Resume & Cover Letter
Putting the Best You on Paper.
What is a Resume?
A resume is a tailored document highlighting a person’s education, work experience, and skills. It is a summary of qualifications for a job, internship, scholarship, or other opportunities, and should be considered a marketing tool! Impress employers before you ever shake their hand by creating a flawless resume. Market your skills and experience so your potential employer can quickly see what you could bring to their organization. For more information and helpful tips and guidelines, download the Resume Writing handout.
Must-dos for resume writing:
- Keep your resume to one page.
- Use 10 to 12 size font in a professional style (no colors or fancy fonts).
- Include job title, organization, location, date, and a description of the skills you gained from each of your experiences in reverse chronological order.
- Make sure you’re positive and honest about your experience, skills, and capabilities.
- Proofread – your punctuation, grammar, and syntax must be flawless.
- Start each bullet point with an action verb. Check out the resume writing handout for a list of action verbs.
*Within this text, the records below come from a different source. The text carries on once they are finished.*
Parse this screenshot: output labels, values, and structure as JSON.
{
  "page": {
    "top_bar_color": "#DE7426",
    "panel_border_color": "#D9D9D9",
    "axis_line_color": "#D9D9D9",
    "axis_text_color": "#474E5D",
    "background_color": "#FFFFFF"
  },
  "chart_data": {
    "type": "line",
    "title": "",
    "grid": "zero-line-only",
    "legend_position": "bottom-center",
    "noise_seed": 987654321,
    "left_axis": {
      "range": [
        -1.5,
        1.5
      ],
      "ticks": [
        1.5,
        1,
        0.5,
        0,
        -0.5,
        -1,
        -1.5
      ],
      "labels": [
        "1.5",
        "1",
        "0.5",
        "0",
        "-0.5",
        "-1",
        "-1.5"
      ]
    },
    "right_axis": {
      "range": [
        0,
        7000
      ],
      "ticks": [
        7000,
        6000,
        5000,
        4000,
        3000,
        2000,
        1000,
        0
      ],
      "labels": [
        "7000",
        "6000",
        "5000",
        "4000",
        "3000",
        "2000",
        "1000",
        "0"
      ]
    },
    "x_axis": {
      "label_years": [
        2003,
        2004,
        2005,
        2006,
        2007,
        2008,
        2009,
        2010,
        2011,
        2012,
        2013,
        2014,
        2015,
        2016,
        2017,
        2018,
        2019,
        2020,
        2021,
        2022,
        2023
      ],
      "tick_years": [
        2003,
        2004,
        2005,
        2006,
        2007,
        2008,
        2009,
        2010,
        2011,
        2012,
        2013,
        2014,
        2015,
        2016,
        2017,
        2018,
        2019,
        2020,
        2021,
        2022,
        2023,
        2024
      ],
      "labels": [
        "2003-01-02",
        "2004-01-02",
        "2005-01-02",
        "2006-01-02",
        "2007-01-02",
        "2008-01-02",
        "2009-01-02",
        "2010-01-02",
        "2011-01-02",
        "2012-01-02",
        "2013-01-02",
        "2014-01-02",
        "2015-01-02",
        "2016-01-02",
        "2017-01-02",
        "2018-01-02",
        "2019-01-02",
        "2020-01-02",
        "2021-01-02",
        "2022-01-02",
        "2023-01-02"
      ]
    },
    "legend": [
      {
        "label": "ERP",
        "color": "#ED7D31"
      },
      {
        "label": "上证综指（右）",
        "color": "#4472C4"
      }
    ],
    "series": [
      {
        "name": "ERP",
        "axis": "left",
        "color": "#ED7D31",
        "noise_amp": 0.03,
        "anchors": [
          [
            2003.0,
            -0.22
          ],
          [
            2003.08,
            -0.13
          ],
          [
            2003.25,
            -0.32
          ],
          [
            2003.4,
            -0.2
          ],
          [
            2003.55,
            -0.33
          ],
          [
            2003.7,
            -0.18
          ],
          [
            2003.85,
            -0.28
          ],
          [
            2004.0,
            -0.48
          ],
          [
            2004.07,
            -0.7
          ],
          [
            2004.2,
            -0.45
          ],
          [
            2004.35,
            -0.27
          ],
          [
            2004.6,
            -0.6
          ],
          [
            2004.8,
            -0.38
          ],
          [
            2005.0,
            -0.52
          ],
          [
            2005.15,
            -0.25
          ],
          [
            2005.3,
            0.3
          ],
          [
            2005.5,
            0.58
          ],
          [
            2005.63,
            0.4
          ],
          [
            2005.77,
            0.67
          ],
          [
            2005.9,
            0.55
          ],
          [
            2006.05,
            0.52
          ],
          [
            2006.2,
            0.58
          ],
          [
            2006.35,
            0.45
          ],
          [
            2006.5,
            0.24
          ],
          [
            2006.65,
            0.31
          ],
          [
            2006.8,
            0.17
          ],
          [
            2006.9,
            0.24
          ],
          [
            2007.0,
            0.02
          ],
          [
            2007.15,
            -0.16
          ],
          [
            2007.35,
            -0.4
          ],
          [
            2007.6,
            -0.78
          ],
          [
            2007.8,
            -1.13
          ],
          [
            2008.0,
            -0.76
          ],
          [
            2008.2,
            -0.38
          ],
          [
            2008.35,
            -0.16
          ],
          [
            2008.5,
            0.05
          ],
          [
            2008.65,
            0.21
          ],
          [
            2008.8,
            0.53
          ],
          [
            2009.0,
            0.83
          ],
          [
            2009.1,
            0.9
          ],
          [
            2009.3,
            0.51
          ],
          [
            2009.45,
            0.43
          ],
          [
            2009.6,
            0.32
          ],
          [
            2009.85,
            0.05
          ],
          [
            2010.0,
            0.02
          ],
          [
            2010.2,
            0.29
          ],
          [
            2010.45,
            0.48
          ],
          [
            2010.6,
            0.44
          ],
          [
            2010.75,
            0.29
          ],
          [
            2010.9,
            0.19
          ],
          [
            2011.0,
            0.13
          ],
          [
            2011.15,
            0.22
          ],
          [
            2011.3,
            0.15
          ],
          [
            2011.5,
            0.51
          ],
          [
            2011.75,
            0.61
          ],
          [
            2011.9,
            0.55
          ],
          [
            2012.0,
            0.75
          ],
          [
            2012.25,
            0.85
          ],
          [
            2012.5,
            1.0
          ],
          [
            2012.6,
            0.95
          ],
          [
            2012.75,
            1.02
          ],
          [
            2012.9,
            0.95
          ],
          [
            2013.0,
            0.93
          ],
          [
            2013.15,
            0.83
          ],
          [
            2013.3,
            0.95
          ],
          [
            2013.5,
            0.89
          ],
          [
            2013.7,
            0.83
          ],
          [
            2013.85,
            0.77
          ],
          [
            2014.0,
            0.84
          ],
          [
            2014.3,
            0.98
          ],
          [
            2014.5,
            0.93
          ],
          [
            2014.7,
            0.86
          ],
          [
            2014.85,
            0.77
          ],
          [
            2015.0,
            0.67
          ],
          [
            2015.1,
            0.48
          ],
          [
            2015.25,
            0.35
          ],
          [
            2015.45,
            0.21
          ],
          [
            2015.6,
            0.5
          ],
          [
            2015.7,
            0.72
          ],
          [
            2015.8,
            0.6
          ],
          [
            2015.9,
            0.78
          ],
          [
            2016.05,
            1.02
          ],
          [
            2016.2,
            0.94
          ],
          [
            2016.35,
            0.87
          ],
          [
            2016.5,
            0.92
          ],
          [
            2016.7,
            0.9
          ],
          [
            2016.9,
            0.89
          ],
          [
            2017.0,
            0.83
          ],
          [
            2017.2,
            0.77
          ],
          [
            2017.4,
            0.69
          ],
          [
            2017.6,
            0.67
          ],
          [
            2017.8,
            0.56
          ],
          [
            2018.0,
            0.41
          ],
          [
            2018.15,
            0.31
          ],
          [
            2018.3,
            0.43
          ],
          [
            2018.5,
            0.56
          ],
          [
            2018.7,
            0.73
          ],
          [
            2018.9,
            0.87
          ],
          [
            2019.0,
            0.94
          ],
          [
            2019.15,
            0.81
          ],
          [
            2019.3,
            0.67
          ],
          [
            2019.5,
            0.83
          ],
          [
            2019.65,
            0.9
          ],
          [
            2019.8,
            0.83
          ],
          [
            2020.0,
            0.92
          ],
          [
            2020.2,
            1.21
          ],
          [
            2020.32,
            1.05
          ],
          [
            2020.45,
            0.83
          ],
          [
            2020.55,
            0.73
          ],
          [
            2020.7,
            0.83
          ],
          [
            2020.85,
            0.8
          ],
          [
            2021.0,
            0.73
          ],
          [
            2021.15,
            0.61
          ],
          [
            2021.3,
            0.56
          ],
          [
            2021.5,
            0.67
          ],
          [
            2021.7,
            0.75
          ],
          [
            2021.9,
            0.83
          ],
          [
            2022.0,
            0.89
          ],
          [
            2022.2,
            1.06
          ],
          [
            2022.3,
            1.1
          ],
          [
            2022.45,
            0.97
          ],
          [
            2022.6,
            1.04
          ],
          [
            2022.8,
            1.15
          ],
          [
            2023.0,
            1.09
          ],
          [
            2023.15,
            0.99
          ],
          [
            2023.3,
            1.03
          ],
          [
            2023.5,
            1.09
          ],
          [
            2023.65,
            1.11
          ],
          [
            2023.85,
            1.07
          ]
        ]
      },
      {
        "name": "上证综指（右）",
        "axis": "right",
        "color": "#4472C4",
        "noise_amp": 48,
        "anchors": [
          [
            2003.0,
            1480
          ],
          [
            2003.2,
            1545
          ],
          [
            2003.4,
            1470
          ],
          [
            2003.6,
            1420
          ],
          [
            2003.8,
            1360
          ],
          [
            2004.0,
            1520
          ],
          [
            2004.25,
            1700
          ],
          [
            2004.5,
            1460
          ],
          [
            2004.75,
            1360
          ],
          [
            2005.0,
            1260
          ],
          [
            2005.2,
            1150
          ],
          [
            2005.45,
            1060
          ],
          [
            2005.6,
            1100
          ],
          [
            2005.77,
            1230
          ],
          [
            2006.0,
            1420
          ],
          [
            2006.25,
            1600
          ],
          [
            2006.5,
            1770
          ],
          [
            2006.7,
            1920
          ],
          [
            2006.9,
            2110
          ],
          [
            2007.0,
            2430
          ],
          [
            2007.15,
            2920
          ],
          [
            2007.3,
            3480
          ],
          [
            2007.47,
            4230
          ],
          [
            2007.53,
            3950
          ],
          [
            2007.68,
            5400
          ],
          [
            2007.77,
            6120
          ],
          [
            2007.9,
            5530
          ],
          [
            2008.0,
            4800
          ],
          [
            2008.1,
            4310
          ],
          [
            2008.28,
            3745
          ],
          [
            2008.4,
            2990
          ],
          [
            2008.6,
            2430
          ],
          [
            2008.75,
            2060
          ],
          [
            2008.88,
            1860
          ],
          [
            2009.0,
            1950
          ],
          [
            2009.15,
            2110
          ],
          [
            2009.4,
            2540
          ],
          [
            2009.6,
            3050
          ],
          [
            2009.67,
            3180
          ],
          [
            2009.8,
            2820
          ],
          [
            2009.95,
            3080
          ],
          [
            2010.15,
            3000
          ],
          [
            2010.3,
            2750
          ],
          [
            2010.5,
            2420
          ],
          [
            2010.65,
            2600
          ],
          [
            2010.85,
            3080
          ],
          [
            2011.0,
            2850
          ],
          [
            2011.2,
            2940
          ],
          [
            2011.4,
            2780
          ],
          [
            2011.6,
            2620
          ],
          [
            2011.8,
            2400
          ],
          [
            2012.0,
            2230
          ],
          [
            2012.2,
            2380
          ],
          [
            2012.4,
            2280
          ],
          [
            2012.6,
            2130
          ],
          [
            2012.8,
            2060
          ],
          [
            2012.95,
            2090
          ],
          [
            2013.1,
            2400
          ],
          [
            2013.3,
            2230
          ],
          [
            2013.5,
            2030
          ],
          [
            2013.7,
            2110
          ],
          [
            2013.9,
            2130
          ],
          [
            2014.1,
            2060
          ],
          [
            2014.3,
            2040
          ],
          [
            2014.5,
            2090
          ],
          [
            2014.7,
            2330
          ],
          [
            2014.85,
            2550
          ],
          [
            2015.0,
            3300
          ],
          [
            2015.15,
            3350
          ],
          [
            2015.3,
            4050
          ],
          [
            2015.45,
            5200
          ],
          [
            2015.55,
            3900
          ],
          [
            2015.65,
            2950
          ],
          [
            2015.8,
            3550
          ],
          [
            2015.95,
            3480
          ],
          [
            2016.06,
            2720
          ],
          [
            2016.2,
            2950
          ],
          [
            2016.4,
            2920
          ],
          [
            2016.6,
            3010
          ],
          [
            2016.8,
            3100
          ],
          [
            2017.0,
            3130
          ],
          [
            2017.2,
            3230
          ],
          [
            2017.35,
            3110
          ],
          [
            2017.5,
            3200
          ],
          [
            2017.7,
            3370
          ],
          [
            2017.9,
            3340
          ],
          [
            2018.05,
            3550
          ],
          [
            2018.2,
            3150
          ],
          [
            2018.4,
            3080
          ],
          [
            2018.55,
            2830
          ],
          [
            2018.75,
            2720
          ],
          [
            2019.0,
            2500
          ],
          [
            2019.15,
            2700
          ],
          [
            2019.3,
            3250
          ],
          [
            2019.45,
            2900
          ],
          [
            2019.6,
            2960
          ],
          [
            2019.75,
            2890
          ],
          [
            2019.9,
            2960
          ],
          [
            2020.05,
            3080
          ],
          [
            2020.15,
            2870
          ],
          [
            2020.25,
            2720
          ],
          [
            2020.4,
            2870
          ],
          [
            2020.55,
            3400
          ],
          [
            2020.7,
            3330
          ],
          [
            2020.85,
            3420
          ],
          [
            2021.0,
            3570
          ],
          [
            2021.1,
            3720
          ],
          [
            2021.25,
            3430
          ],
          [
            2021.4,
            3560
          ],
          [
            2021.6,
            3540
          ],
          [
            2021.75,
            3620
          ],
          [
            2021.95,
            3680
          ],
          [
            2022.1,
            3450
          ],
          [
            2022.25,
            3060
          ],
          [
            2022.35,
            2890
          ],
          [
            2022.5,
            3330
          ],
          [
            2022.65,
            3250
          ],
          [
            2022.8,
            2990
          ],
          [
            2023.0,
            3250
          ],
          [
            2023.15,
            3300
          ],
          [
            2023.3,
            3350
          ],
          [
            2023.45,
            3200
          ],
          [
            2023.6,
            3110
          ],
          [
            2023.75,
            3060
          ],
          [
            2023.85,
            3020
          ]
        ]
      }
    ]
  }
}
Resume examples based on major & industry:
- Acting resume guide and example
- Advertising resume example
- Digital Filmmaking resume example
- Graphic Design resume examples
- Public Relations resume example
- Vocal Performance resume example
What is a Cover Letter?
Cover Letters are another important part of impressing an employer and creating your personal brand. The best way to entice an employer to read your resume is to write a cover letter that highlights specific reasons why you would be a good fit for the position. Download the Cover Letter Writing handout for more details and sample cover letter language.
Must-dos for cover letter writing:
- Address the letter to a specific person by name and title.
- Match the font style and size to your resume.
- Tailor your cover letter to the specific position and company.
- Highlight your specific experiences or skills that match what the employer is seeking.
- Focus on how you can benefit the company, not how they can benefit you.